5) Due to 1), I am back on my bike and cycling away like mad. 5 days a week for 40 minutes (5 minute warm up, 30 cardio, 5 minute cool down). Diet has changed completely. Already losing fat. Thanking my stars that I used to be a more serious cyclist so my muscles are remembering everything. Goal is 200lbs overall. I’d like to get my fat percent between 10 and 20 percent. Already at 177 lbs of muscle, so… that gives me a fat percent of 11 to 12 percent… a little extreme, but I can try. (Tearing down muscle isn’t something I want to do… but if I have to… ugh…)

6) Y’all are awesome, never forget that. Keep safe n’ sane. Have a great day!

Where’d It Come From?

Wow, okay. Busy out of no where. No time to type or do anything. Got a WikiChain coming (rather… large) and another typecast. Also working on a math problem that I’m nearly 100% confident has already been done, but I want to do it myself. I’ll post the results for that as well in a new section!

Until then, just putting this up and doing a small non-typecast rant.

Parking Spots

Okay, so… This is a tender issue, but I see it more and more. It’s one of those subjects that people don’t often talk about because it is taboo, improper, &c.

Handicap parking spots. Is it just where I live or is the parking of these individuals horrific beyond all means often taking up the second handicap parking spot next to it? It’s horrible I’m about to say this, but really guys… are you trying to prove you deserve to park in those spots?

Deserve. That’s another thing. My partner and I just came back from the market. What bugs me is this: there was a SUV parked half in the handicap spot, half in the fire zone at a near 45-degree angle to the post indicating the parking spot. We happened to be graced by who owns the vehicle: a perfectly able gentleman carrying flowers that was able to keep pace with us. (We walk rather fast.) Add to this that the parking spot was no where near the front door but instead intended for a medication pick-up/drop-off window built into the wall of the building. This spot is about 30-40 yards from the main entrance. (For those of you who are used to outdoor shooting ranges, imagine the 50-yard shooting line but just a bit less.)

So answer me this: isn’t that abuse of parking privileges?
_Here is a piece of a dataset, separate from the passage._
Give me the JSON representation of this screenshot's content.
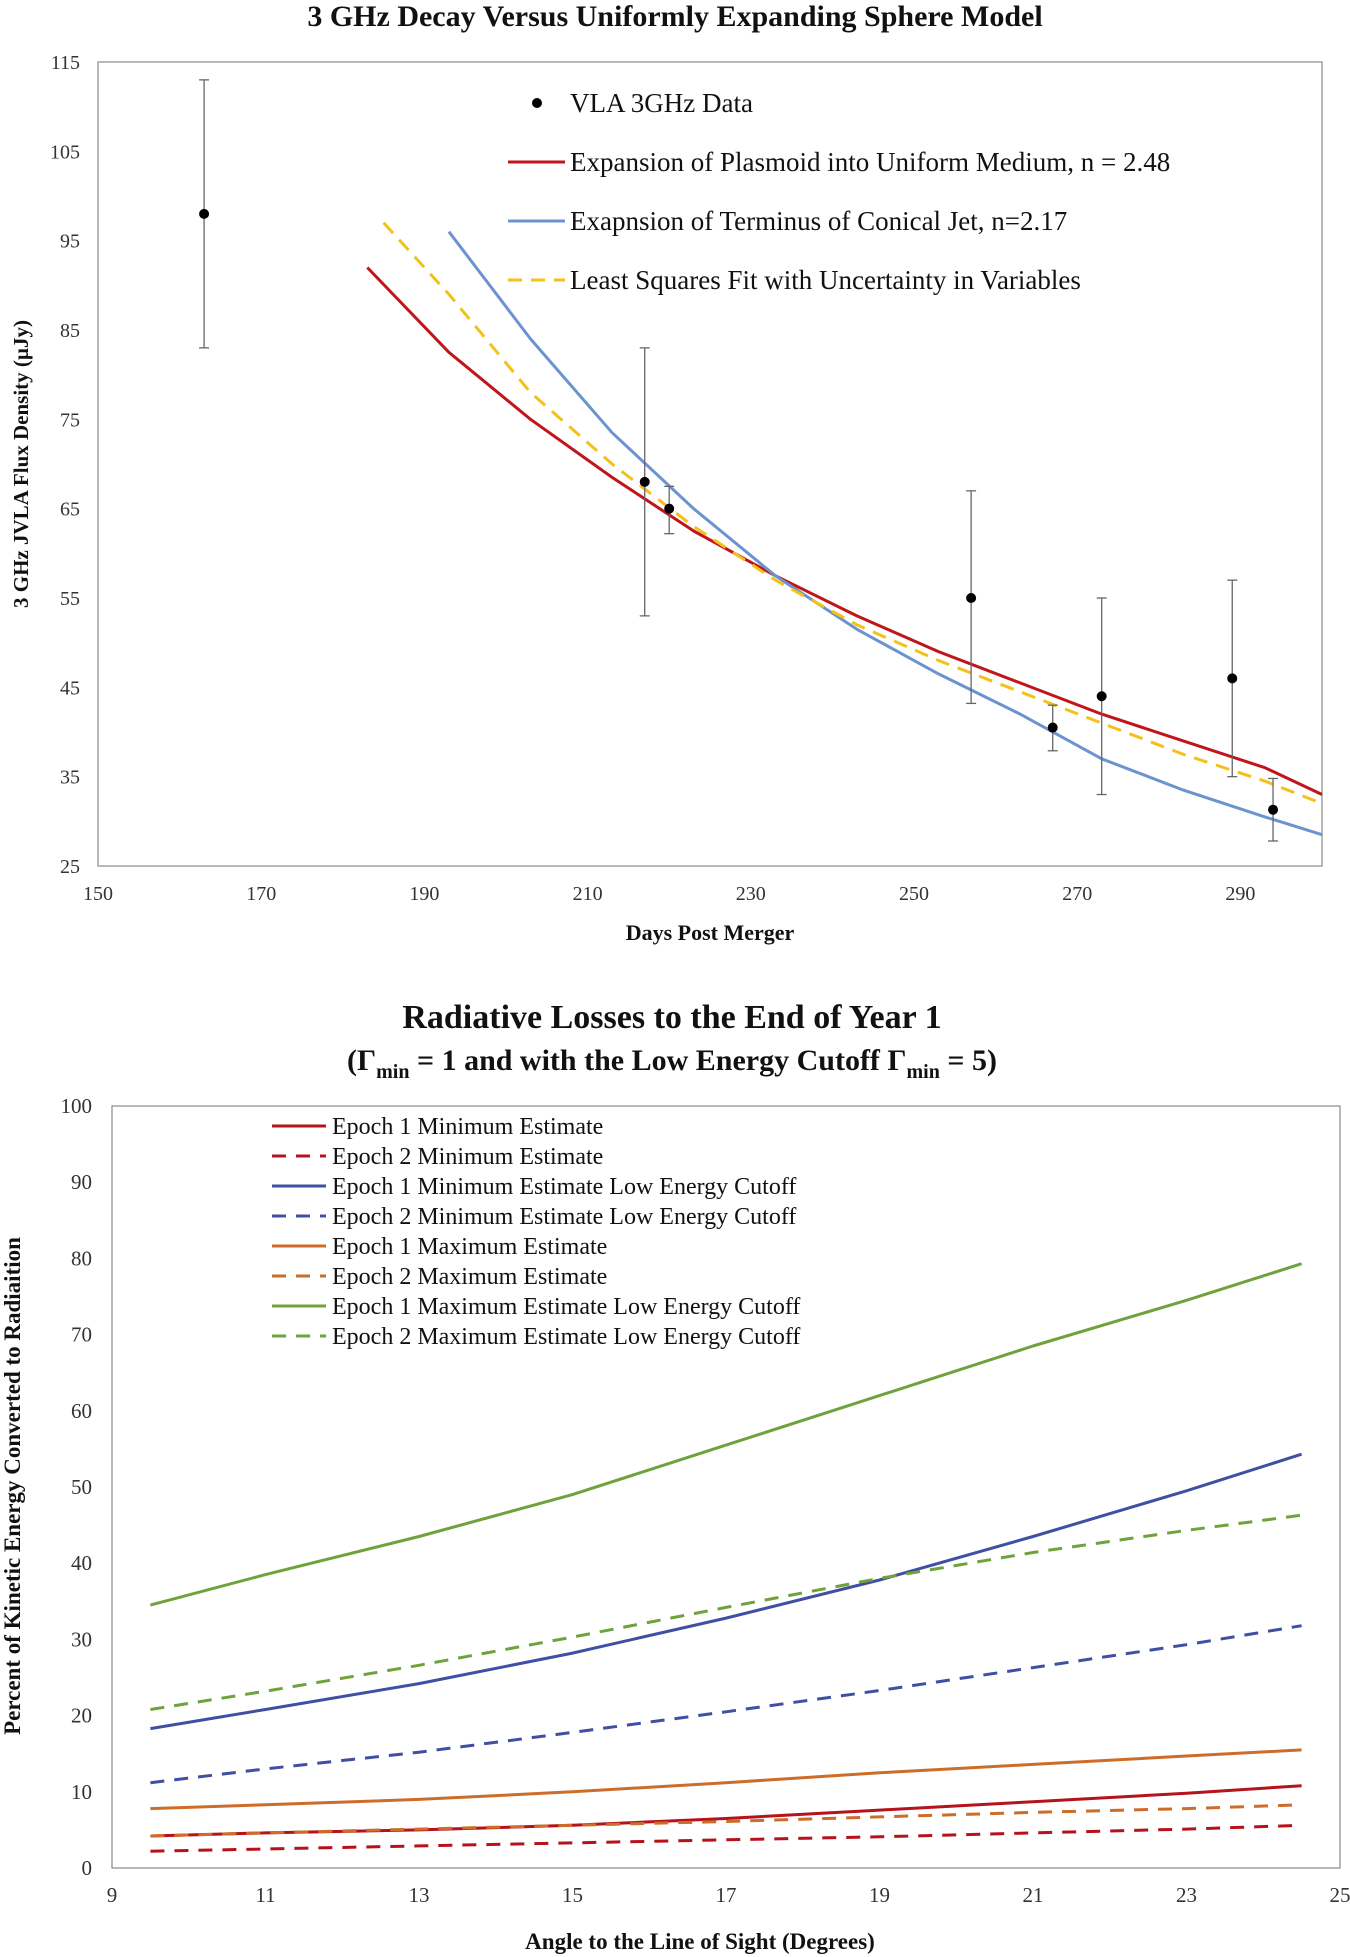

What if a genuinely handicapped person who has to use a walker or a wheelchair or whatever needed that spot? But no, this gentleman decided his bunch of flowers was far more important than someone’s ability to actually get their medications that they might need to manage pain, help with an illness, &c.


Dr. Venn’s Birthday!

Okay, so for the math people out there — which I imagine isn’t very many… sadly — it’s Venn’s birthday! Woohoo! The creator of the Venn diagram that is ever so helpful in understanding Set Theory and other subjects. Happy B-Day Dr. Venn!

Everyone have a great day and be careful out there!